3. Hon BRIAN DONNELLY (NZ First) Link to this
to the Minister of Education
Were the grade variations for School Certificate in its last 5 years both between subjects and within subjects over consecutive years similar to the grade variations observed thus far within NCEA?
Hon STEVE MAHAREY (Minister of Education) Link to this
The answer is yes. Grade variations between subjects were similar between the last 5 years of School Certificate and the results we have seen under the National Certificate of Educational Achievement (NCEA). For example, between 2004 and 2005 the median difference in success rates for biology, economics, English, geography, mathematics, and science for level 1 NCEA was 3 percentage points. In 1999-2000 for the same subjects in School Certificate, the variability of results was also 3 percentage points. Information on grade variation within School Certificate subjects is not available. School Certificate was a simple pass/fail exam system, and any variation within subjects was therefore hidden. With NCEA we are able to ascertain which particular standards show variability and work on ensuring that they fall within acceptable levels.

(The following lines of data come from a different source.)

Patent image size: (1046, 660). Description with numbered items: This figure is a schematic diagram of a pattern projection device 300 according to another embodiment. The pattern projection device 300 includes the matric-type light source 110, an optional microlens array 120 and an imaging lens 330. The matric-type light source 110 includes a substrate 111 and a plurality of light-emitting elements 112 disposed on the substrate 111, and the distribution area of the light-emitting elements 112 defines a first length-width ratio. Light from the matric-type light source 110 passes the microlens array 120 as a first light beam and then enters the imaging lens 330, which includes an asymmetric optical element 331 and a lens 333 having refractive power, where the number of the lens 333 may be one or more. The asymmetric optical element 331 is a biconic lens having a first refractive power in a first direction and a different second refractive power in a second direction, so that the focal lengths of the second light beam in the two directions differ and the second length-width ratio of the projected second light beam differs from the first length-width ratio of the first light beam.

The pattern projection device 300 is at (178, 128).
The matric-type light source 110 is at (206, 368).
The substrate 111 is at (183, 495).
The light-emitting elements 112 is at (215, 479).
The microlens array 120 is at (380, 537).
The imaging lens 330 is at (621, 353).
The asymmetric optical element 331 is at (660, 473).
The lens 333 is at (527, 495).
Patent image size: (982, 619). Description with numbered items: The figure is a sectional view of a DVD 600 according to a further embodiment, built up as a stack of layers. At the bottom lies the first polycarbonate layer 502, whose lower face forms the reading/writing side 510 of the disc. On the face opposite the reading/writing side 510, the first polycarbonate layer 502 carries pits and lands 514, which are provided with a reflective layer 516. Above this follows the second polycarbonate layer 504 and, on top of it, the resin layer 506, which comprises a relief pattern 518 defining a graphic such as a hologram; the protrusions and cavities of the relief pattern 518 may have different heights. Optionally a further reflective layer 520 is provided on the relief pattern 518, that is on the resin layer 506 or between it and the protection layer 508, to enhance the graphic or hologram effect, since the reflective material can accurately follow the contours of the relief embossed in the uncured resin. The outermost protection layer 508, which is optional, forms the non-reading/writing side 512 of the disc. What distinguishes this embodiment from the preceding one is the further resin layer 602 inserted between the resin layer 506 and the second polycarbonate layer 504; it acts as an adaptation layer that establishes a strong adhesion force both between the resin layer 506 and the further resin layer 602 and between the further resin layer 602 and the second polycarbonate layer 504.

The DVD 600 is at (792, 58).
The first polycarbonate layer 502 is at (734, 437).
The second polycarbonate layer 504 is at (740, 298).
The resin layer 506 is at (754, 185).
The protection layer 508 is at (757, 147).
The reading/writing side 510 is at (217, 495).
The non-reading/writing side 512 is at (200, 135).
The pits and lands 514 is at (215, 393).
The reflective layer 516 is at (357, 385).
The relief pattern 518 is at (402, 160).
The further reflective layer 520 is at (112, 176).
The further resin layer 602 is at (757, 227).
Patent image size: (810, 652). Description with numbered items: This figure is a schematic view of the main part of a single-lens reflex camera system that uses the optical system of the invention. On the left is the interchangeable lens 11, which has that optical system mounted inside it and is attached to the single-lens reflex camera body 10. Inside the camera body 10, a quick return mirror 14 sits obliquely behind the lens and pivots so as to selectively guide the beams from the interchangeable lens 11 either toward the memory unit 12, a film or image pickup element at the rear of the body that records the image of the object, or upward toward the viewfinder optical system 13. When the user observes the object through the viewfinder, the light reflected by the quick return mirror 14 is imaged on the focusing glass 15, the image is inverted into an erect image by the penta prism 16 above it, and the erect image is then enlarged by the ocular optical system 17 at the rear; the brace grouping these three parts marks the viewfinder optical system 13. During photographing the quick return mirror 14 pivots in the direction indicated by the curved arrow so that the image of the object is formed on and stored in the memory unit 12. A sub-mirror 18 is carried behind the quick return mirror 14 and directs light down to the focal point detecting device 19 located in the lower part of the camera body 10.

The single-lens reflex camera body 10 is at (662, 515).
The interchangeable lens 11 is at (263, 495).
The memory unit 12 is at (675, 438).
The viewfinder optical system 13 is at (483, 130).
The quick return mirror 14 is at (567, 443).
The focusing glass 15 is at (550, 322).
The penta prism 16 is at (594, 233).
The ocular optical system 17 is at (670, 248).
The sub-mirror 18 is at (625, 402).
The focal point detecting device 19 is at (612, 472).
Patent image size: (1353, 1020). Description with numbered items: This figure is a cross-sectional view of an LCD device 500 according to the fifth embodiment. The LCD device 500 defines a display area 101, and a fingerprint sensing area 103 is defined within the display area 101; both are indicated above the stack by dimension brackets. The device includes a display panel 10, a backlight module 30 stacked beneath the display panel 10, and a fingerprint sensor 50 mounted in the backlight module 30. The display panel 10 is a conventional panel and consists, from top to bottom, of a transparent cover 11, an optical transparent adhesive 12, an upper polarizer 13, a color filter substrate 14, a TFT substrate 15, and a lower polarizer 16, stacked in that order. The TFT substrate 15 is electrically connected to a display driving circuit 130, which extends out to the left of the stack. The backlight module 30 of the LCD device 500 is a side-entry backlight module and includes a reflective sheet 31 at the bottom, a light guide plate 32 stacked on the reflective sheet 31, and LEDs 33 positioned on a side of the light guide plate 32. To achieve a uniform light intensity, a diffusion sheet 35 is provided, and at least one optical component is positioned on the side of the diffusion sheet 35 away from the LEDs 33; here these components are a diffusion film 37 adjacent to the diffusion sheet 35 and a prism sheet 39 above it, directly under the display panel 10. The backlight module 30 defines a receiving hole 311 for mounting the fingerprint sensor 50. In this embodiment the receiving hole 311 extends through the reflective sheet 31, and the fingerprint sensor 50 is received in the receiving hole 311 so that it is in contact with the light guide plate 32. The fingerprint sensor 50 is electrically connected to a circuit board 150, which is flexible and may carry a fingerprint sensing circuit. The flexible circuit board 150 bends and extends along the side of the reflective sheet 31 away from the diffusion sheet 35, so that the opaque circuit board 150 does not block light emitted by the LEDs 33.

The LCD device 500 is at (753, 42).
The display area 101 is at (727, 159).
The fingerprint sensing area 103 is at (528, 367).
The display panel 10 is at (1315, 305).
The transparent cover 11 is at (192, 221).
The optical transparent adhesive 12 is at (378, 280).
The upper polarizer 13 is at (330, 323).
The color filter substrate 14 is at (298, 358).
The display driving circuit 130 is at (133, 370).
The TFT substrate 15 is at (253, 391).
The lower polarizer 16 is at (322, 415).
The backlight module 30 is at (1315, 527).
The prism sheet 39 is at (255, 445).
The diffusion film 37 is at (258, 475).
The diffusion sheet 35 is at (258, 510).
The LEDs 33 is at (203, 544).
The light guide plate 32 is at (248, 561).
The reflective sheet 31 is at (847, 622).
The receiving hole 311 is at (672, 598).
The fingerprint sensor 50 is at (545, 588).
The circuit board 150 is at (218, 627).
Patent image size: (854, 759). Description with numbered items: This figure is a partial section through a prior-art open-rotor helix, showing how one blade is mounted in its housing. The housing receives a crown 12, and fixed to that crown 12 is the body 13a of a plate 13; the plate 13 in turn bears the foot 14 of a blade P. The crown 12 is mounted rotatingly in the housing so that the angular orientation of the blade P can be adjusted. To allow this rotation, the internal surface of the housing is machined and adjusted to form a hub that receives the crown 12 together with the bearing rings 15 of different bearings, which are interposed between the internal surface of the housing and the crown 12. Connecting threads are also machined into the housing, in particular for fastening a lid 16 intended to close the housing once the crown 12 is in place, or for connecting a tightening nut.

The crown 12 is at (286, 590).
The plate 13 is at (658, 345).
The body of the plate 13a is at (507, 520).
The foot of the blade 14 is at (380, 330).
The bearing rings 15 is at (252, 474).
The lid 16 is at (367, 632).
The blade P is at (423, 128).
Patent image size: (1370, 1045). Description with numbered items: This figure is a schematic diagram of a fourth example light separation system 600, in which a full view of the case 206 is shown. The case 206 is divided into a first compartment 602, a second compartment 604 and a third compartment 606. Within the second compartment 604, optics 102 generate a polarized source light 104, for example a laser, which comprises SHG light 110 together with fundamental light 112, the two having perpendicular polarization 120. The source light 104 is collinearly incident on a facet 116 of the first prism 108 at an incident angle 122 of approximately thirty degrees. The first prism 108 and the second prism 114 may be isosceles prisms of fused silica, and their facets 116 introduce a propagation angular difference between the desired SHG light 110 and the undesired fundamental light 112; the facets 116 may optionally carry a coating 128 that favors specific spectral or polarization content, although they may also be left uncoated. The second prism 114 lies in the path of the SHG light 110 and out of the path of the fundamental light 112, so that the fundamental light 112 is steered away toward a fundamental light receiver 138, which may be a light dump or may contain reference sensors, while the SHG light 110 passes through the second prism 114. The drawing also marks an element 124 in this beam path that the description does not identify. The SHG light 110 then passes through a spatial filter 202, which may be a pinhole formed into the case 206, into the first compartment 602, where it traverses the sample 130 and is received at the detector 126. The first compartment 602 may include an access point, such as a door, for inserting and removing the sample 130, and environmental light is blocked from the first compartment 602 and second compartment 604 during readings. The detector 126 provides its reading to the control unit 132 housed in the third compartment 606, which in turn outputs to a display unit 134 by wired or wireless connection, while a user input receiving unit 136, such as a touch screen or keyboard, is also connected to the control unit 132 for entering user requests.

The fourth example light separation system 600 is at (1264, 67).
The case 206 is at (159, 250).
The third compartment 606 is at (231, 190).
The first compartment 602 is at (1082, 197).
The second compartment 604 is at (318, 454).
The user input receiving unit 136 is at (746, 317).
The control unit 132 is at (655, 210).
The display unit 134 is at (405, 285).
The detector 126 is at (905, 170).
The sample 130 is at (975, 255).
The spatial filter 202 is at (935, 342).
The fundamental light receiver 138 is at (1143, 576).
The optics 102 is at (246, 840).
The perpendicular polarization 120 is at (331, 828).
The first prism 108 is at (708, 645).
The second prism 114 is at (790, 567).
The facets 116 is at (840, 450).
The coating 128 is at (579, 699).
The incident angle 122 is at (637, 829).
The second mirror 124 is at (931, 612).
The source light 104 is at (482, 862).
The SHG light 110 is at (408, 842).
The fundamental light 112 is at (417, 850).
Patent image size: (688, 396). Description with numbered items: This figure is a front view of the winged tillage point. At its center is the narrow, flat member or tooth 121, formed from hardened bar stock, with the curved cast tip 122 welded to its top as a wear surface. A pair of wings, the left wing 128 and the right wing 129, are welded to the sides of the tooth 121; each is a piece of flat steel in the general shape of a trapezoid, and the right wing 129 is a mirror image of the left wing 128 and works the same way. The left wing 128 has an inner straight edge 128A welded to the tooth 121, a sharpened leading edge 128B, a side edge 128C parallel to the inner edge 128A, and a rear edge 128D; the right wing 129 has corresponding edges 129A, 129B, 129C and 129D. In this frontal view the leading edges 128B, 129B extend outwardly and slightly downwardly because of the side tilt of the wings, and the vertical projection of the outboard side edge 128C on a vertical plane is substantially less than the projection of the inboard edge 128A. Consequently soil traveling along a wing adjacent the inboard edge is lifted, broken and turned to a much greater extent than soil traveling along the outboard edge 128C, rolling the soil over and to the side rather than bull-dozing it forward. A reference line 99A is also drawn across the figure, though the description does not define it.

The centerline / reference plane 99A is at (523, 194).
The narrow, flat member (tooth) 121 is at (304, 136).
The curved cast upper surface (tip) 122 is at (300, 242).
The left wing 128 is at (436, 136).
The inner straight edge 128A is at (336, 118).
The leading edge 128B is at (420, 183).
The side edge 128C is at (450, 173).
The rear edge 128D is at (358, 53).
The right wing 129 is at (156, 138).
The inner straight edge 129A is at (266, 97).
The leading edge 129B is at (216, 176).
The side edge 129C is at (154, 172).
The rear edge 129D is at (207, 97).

Hon Brian Donnelly Link to this
Can the Minister confirm that the failure rate for School Certificate horticulture was 63.4 percent in 1997 and 43.1 percent in 1999—over 20 percentage points of difference—and can the Minister confirm which party was leading the Government during this period?
Hon STEVE MAHAREY Link to this
Yes, I can confirm that those figures are as the member outlined, and I can confirm that the National Party was the Government at that time.
Can the Minister tell the House why he thinks it is acceptable that the variability in up to 30 percent of the standards sat in 2005 was outside the New Zealand Qualifications Authority’s own benchmark of fairness to students?
Hon STEVE MAHAREY Link to this
The member just does not get it, does he? We are talking about the variability on essentially one question within a subject. When all of those standards are put together, the pass rate is acceptable and the standards are acceptable across that subject. One day the member will get it.
Hon Brian Donnelly Link to this
Can the Minister confirm that in 1998, 58.9 percent of students failed School Certificate horticulture, whereas only 6.3 percent failed Latin, and might this indicate that there were large variances between subjects under the old system, and can he also confirm that these variances occurred under a National Government?
Hon STEVE MAHAREY Link to this
Yes, I can confirm that these gross variations were the case and I can confirm that the National Party was the Government at the time. I can further confirm that that is one of the reasons the National Party championed the change to NCEA.
Hon Brian Donnelly Link to this
Is it true that the only certain way to ensure there is no variance in grades across year groups is by using norm-referenced statistical scaling, and which Government abandoned norm-referenced assessment in favour of standards-based assessment?
Hon STEVE MAHAREY Link to this
Yes, that is the case, and this is why we are continuing to build the robust foundations of NCEA. I can confirm that standards-based assessment was introduced by the National Government and that at the time of its introduction my predecessor, who was then Opposition spokesperson on education, endorsed that change and Wyatt Creech, who was the education Minister, welcomed that endorsement and said: “Isn’t it good we have some bipartisanship on something that we ought to share a view on.”
Hon Brian Donnelly Link to this
I seek leave of the House to table a paper that shows the fail rates—that is, D and E grades—for School Certificate subjects from 1997 to 2001.